As it is pervasive, we assume that self-interest is benign and only becomes demonic in the actions of others. We judge profit making businesses and politics as the cause of our problems and absolve ourselves of any role in the macrocosmic situation. In our own everyday lives, we feel helplessly enslaved to the profit-making paradigms and largely surrender to these.

Or we may oppose these paradigms and feel self-righteous in our outrage. In this also we gain heroic status and a tribal belonging.

This is not to judge either of these expressions of our consciousness for none of us are “above” the Reality of our consciousness and its movement in our lives and bodies. It is merely to invite reflection and inquiry into how any duality separates and reinforces self-interested action that contributes to the general calamitous march of our times.

Yagna or consecrated action holds a space of multi-dimensional reflection and experience. It rejects no dimension of Reality and allows a body-led and experiential intelligence of how to find one’s unique and connected expression amid the churning around us. In this alignment we receive intelligence that brings us within Reality, not as stewards and managers, but as participants on an equal basis with bees, insects, and plants.

Consecration here is the invocation of that which has always been—the Deities or the archetypal intelligence. Dance or Natya itself is an expression of this dimension of Reality. It expands our narrow and contracted sense of self towards its primordial essence. We are as old as the universe and our bodies and consciousness carry that Truth. It is that Truth that saves us from the Hubris of assuming that we create Reality with our paradigms and narratives.

Dance, astrology, and many other invocations offered this experience of the “long past” as a material sensation in our everyday lives. The past is not to trap us in nostalgia, because we encounter these in the immediate presence of body-led rituals which reignite its pulsation within and without. The invitation to honour ancestry, Earth, constellations, and Body all hold the honouring of the ancient movements that lead us to this moment of manifestation and expression. It is wondrous, humbling, expansive and deeply connecting.
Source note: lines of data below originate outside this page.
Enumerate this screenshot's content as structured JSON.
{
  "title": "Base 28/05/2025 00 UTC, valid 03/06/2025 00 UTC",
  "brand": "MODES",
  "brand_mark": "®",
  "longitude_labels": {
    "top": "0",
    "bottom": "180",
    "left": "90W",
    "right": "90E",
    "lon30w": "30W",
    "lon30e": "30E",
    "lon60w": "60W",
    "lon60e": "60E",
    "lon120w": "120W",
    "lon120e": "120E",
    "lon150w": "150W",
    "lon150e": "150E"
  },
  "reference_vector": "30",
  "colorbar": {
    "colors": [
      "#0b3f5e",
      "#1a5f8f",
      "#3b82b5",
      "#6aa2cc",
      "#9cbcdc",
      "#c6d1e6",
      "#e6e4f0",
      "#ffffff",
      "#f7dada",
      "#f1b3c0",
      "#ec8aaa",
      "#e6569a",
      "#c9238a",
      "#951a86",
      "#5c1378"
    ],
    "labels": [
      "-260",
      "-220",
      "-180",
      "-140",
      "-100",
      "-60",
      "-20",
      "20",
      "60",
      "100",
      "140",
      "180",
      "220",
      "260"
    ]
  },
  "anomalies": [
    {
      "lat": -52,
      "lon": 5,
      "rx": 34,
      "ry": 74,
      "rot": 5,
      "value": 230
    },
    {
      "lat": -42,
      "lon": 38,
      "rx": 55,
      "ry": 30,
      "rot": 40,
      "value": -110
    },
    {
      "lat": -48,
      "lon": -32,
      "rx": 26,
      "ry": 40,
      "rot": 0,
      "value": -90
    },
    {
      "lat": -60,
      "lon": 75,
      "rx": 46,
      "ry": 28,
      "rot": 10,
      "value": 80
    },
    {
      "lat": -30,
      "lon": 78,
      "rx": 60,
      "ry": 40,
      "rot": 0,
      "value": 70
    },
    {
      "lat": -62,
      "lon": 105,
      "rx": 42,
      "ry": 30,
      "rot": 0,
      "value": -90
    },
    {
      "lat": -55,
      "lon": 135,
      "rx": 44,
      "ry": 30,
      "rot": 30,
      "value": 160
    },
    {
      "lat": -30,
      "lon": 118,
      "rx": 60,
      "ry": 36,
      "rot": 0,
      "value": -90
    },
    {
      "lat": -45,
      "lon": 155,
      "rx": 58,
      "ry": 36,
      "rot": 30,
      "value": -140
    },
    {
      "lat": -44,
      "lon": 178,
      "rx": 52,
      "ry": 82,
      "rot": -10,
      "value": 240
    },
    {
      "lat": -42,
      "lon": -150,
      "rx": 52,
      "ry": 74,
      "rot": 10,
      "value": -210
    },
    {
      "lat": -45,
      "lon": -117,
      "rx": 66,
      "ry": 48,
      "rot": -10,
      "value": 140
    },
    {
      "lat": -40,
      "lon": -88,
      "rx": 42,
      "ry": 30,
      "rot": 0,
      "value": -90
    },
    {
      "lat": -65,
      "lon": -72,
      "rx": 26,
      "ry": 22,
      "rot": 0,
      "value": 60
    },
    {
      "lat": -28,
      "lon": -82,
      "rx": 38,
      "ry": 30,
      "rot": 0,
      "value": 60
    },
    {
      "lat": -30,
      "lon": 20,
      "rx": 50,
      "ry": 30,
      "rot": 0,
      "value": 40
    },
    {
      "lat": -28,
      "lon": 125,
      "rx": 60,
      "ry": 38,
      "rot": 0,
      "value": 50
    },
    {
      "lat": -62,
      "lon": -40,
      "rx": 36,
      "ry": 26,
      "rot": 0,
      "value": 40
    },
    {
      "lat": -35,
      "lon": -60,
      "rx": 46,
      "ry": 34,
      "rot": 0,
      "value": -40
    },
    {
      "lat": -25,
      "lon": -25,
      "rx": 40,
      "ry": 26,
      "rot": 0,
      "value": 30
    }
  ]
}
The Yagna constellation rinses self-interest, even if it is only for the duration of the invocation. We taste what it is to be free of our constricting and transactional consciousness, its intricate, cunning, and pervasive hold on us and on the ways in which we have narrated our Reality. Yagna does not offer us a template of selflessness, because this holds the danger of self-righteousness which feeds the same reservoirs of self-interest. This is possible because Yagna is essentially a “performance” or artistic invocation.

We dance Yagna with a sense of play, adventure, inquiry, and discovery, free of goals and ambitions. What nourishes and supports our participation in Reality will be revealed to us, not as an ideology but as intimate tastes and sensations. The paradox at the heart of Yagna is that it is the intimate that renders us cosmic, it is the subtlest of sensations that reveal how the clouds guide us and how birds teach us. It is in the simplest and humblest expressions that wisdom swells.

The ancients all over the world recognised the apocalyptic dangers of self-interest. In invocations of Nature around them, they expressed their homage to all life and to the continuum between human and Nature. In dance there are many invocations of animals, trees and plants that locate an intelligence and teaching in a confluence of consciousness. These invocations level the hierarchies of Hubris and allow us to bodily experience the wonder, beauty, strength, and wisdom of Nature that generously and eternally offers ways of belonging and connection.

The warning of Yagna seems to signal that self-interested approaches unleash a brutality that robs us, not just of our humanity, but of our place within Nature. Dance as Yagna may well be the ancient gift to find our way back into Reality and Nature. And what is more, we can do this with enjoyment, pleasure, creativity, and expression!